By William Opalka
The Federal Energy Regulatory Commission on Thursday rejected tariff revisions submitted by New England Power, saying they would allow the company to exceed the commission’s limits on transmission returns on equity (ER15-418).
In Opinion 531, FERC last year ordered that the New England Transmission Owners’ total ROE, including base rate and incentives, could not exceed 11.74%, the top of the “zone of reasonableness.” (See FERC Splits over ROE.)
As a result, New England Power was required to revise the tariff governing the transmission facilities of its affiliates, Massachusetts Electric and Narragansett Electric, which it operates as a single integrated system.
But FERC ruled that the revisions the company filed would have improperly allowed it to earn returns of more than 11.74% on some of its assets as long as the average ROE was below the cap.
The commission said the company’s language “relies on the same interpretation of the term ‘total ROE’ that the New England Transmission Owners presented on rehearing in the Opinion No. 531 proceeding.

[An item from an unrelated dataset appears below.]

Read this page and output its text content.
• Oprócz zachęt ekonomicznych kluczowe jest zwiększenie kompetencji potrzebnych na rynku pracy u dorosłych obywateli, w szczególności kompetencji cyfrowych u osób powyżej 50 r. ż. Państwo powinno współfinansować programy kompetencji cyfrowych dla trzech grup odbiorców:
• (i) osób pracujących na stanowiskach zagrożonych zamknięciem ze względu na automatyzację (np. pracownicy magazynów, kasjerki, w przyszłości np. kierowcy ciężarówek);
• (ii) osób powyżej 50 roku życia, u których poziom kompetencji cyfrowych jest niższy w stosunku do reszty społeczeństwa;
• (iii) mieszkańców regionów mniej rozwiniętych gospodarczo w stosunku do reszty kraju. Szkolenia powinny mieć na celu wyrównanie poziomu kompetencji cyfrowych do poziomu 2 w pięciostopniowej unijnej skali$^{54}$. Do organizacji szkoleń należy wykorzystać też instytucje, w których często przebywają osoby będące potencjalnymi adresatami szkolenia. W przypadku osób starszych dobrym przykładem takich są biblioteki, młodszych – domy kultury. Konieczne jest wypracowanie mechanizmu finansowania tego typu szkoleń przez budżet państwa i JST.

The commission rejected that interpretation in Opinion No. 531-B, and we do so here for the same reasons.”
The commission also ordered the use of data from calendar year 2013, rather than 2012, to calculate the estimated decrease in revenues resulting from New England Power’s tariff revisions. The company had calculated a $2.2 million rate decrease if 2012 was used as the test year, and nearly a $2.3 million decrease based on data for 2013.